The real WMDs
Over the next few weeks heads of state and foreign ministers from predatory imperialist countries and developing nations trying to defend their sovereignty will take the podium at the United Nations when the General Assembly convenes.
The corporate media are full of speculation about what representatives of Washington and Israel will say about the plan announced by the U.S. and Russia, and agreed to in principle by the Syrian government, to supposedly defuse the war crisis there by handing over stockpiles of poison gas to an international agency.
What conditions will the U.S. impose on Syria? Will Washington agree to end its support for the armed opposition, which continues to ravage the country? How will this affect the U.S. attitude toward Iran? It has suffered under severe economic sanctions for years, supposedly for developing the capability to make nuclear weapons, but recently has indicated a willingness to discuss its nuclear program.
The words “weapons of mass destruction” will be heard many times, hurled indignantly against Syria, Iran and others. But the most stunning feature of this media blitz is that the issue of U.S. and Israeli nuclear weapons never comes up.
Only one country in the world has used nuclear weapons. Just two U.S. bombs obliterated the Japanese cities of Hiroshima and Nagasaki, and hundreds of thousands of people in them, at the end of World War II.
This horrendous act, coming when Japan was preparing to surrender, is widely seen by historians as the opening shot of the Cold War against both the Soviet Union and the Chinese Communists, who had grown strong fighting Japanese imperialist invaders and China’s brutal landlords and capitalist collaborators.
The Brookings Institution estimates that the U.S. government, between 1940 and 1996, spent at least $8.52 trillion in present-day dollars to develop, test and build some 70,000 nuclear weapons.
The awful destruction wreaked by just two of these bombs has since forced countries that knew they could be in imperialism’s crosshairs to contemplate building their own defensive arsenals, despite the enormous expense.
Even after the fall of the USSR in 1991 and a U.S.-Russian agreement to decommission their nukes, the U.S. as of 2010 still maintained more than 5,000 nuclear warheads and the facilities for their construction and design.
The only state in the Middle East known to possess nuclear weapons is Israel. It neither confirms nor denies this, but it has not signed the nuclear nonproliferation treaty so it’s not obligated to allow inspections.
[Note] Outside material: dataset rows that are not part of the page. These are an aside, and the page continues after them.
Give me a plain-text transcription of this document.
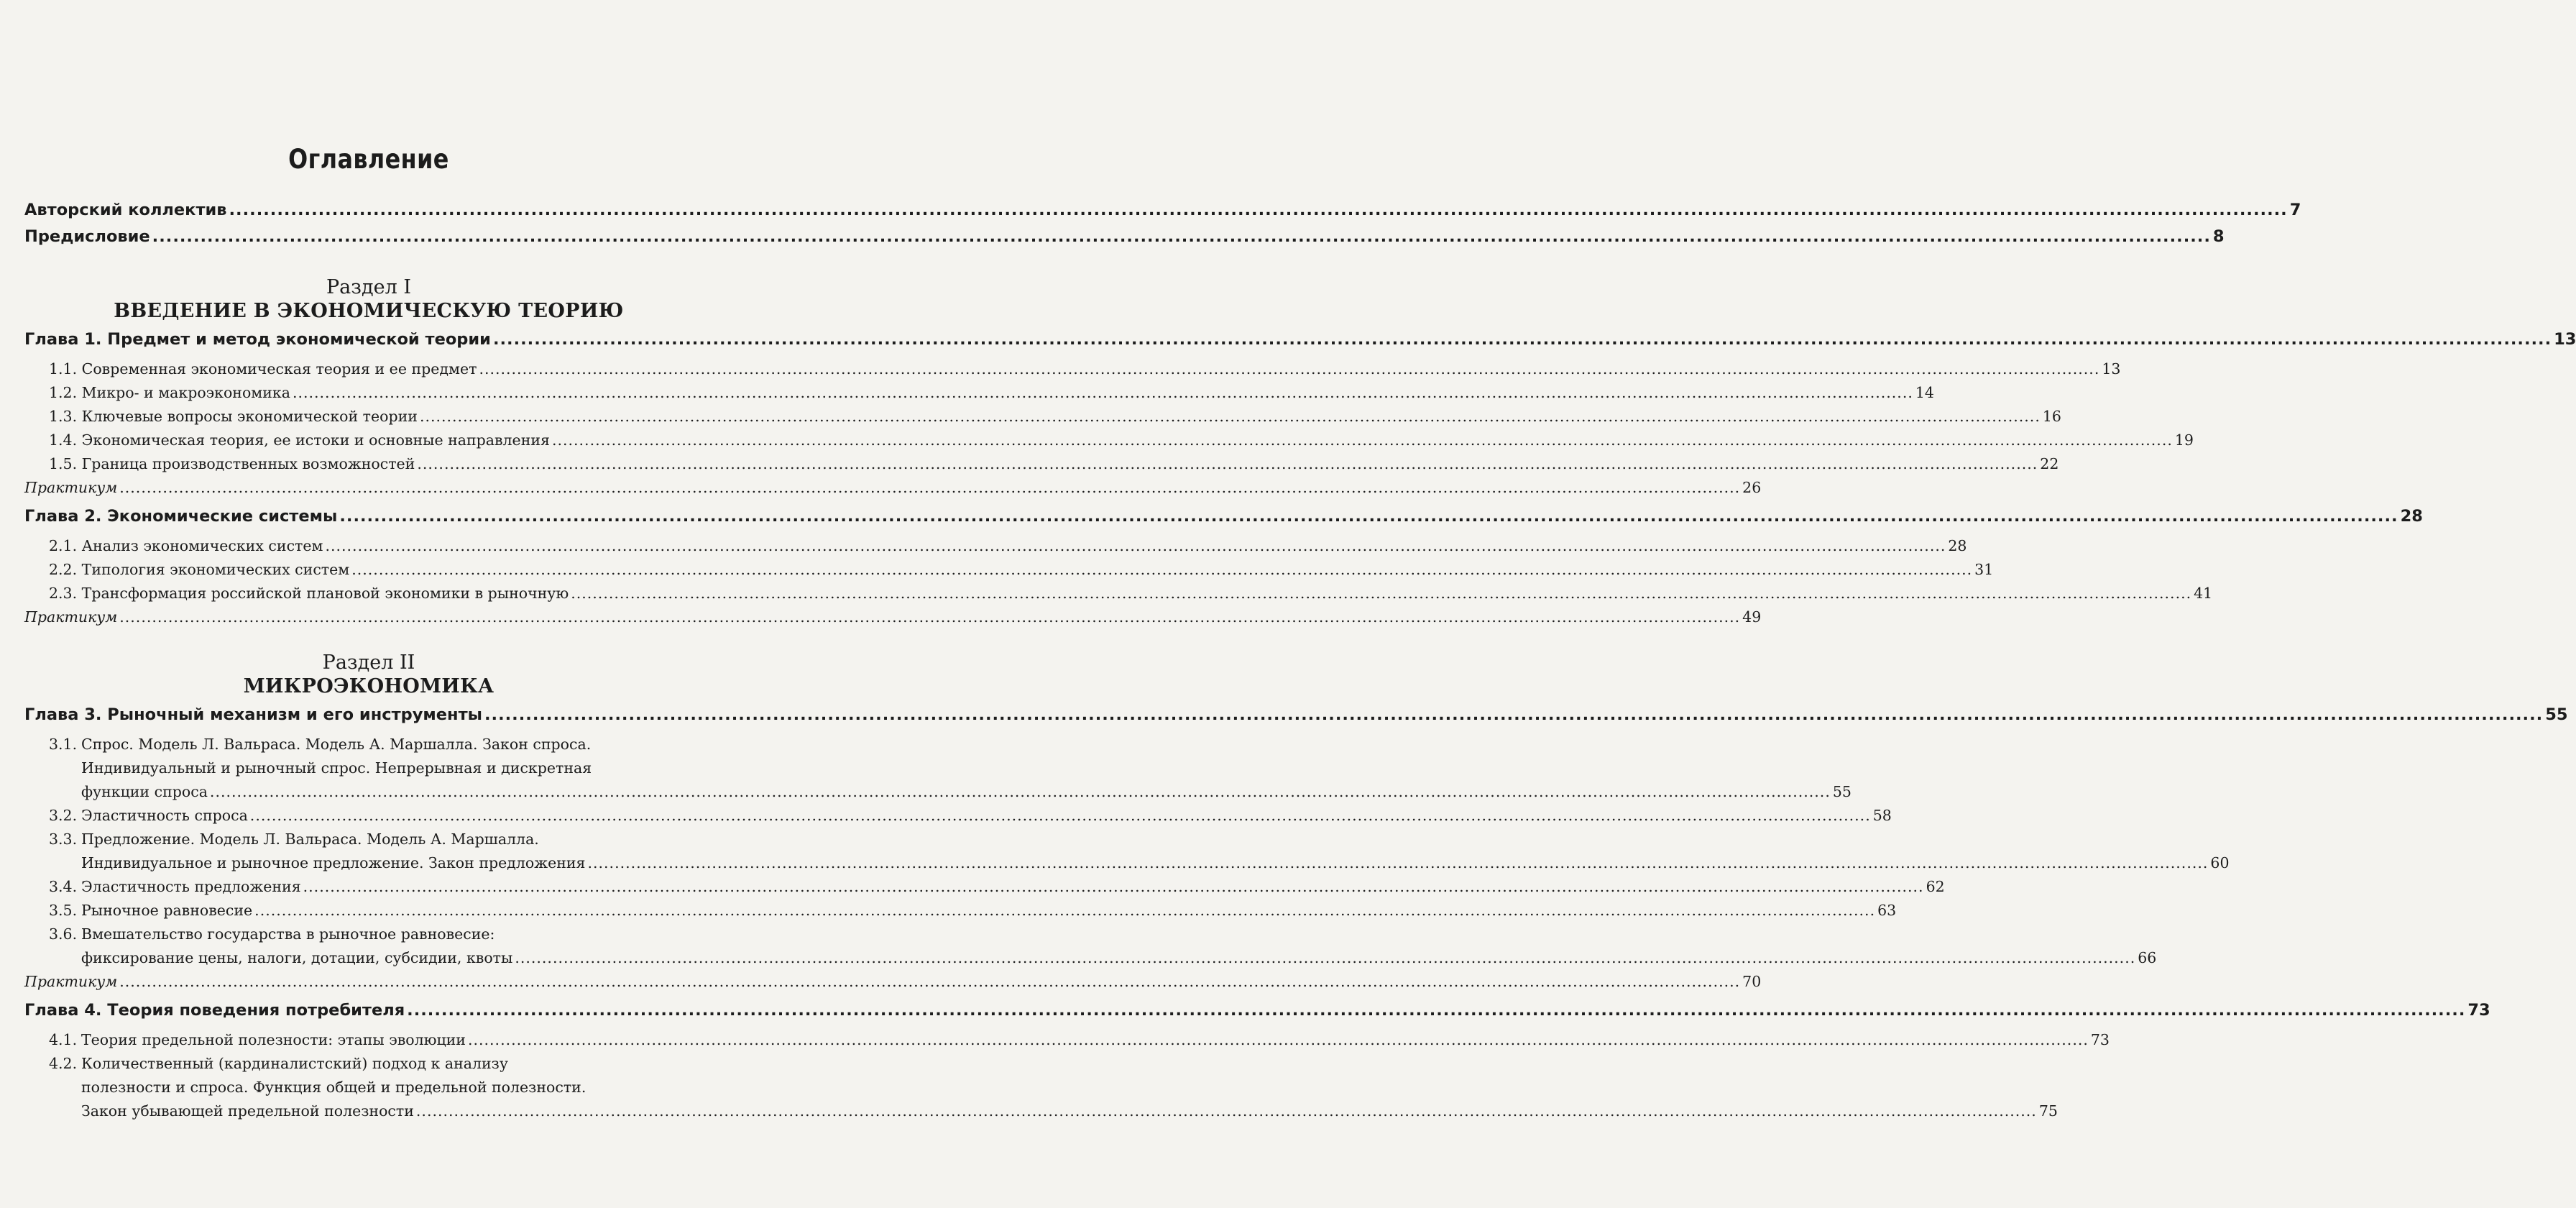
Оглавление
Авторский коллектив ............................................................................................................................................................................................................................................................................................................ 7
Предисловие ............................................................................................................................................................................................................................................................................................................ 8
Раздел I
ВВЕДЕНИЕ В ЭКОНОМИЧЕСКУЮ ТЕОРИЮ
Глава 1. Предмет и метод экономической теории ............................................................................................................................................................................................................................................................................................................ 13
1.1. Современная экономическая теория и ее предмет ............................................................................................................................................................................................................................................................................................................ 13
1.2. Микро- и макроэкономика ............................................................................................................................................................................................................................................................................................................ 14
1.3. Ключевые вопросы экономической теории ............................................................................................................................................................................................................................................................................................................ 16
1.4. Экономическая теория, ее истоки и основные направления ............................................................................................................................................................................................................................................................................................................ 19
1.5. Граница производственных возможностей ............................................................................................................................................................................................................................................................................................................ 22
Практикум ............................................................................................................................................................................................................................................................................................................ 26
Глава 2. Экономические системы ............................................................................................................................................................................................................................................................................................................ 28
2.1. Анализ экономических систем ............................................................................................................................................................................................................................................................................................................ 28
2.2. Типология экономических систем ............................................................................................................................................................................................................................................................................................................ 31
2.3. Трансформация российской плановой экономики в рыночную ............................................................................................................................................................................................................................................................................................................ 41
Практикум ............................................................................................................................................................................................................................................................................................................ 49
Раздел II
МИКРОЭКОНОМИКА
Глава 3. Рыночный механизм и его инструменты ............................................................................................................................................................................................................................................................................................................ 55
3.1. Спрос. Модель Л. Вальраса. Модель А. Маршалла. Закон спроса.
Индивидуальный и рыночный спрос. Непрерывная и дискретная
функции спроса ............................................................................................................................................................................................................................................................................................................ 55
3.2. Эластичность спроса ............................................................................................................................................................................................................................................................................................................ 58
3.3. Предложение. Модель Л. Вальраса. Модель А. Маршалла.
Индивидуальное и рыночное предложение. Закон предложения ............................................................................................................................................................................................................................................................................................................ 60
3.4. Эластичность предложения ............................................................................................................................................................................................................................................................................................................ 62
3.5. Рыночное равновесие ............................................................................................................................................................................................................................................................................................................ 63
3.6. Вмешательство государства в рыночное равновесие:
фиксирование цены, налоги, дотации, субсидии, квоты ............................................................................................................................................................................................................................................................................................................ 66
Практикум ............................................................................................................................................................................................................................................................................................................ 70
Глава 4. Теория поведения потребителя ............................................................................................................................................................................................................................................................................................................ 73
4.1. Теория предельной полезности: этапы эволюции ............................................................................................................................................................................................................................................................................................................ 73
4.2. Количественный (кардиналистский) подход к анализу
полезности и спроса. Функция общей и предельной полезности.
Закон убывающей предельной полезности ............................................................................................................................................................................................................................................................................................................ 75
According to professor Avner Cohen, of the Monterey Institute of International Studies in California, who has written two books about Israel’s nuclear arsenal, it was ratified by the U.S. in a still-secret 1969 agreement between Israeli Prime Minister Golda Meir and President Richard Nixon, when Washington became sure Israel possessed nuclear bombs.
When Israeli nuclear technician Mordechai Vanunu leaked information about the program to the media in 1986, he was kidnapped by Israeli agents in Italy, taken back to Israel for a secret trial, convicted and served 18 years in jail, mostly in solitary confinement. (“What about Israel’s Nuclear Weapons?” Washington Post, Aug. 31, 2012)
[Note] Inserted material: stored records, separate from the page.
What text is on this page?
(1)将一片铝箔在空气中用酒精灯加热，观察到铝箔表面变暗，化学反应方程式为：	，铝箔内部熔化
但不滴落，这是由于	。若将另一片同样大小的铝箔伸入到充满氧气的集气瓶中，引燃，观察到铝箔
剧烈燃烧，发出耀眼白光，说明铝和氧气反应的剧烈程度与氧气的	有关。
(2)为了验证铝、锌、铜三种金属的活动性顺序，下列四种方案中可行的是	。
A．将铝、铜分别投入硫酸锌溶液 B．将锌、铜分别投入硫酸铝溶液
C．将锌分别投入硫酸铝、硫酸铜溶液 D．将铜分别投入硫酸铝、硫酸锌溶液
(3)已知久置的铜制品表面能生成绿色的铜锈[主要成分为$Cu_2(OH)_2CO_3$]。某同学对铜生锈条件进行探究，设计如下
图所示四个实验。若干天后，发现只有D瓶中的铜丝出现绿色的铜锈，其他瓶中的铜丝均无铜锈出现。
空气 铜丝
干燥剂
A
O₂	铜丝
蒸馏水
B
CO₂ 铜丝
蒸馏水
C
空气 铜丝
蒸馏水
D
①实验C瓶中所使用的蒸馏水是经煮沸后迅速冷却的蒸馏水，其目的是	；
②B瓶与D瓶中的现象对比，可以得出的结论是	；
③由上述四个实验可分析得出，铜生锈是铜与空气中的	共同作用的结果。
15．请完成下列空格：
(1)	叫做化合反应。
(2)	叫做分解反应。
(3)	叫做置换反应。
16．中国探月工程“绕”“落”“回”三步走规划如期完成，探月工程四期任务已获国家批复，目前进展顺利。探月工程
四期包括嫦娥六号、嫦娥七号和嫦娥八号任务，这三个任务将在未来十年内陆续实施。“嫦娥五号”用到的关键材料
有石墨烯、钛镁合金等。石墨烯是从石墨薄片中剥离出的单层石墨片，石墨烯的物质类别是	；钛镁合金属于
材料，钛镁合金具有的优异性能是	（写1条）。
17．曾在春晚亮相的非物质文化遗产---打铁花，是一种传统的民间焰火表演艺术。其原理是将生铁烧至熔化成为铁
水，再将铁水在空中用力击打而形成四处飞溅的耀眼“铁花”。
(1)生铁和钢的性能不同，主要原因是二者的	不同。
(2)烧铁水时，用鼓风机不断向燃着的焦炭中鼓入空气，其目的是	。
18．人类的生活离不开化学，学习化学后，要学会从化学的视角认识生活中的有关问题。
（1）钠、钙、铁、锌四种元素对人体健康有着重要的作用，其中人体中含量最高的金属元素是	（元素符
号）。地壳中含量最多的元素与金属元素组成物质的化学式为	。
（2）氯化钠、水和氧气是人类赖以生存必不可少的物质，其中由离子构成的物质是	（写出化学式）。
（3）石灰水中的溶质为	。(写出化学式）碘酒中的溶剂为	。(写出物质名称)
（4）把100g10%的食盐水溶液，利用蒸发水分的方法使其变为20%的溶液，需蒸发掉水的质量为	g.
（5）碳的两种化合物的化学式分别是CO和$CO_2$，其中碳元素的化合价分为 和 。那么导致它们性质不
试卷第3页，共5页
Iran, on the other hand, did sign the nonproliferation treaty and has agreed to periodic inspection of its facilities. But that is not enough for the imperialists.
While always speaking of peace, both the U.S. and Israel have many times used their formidable military to attack other countries that stand in the way of their aggressive capitalist expansionism.
These are the facts about the real “weapons of mass destruction” that threaten the world today.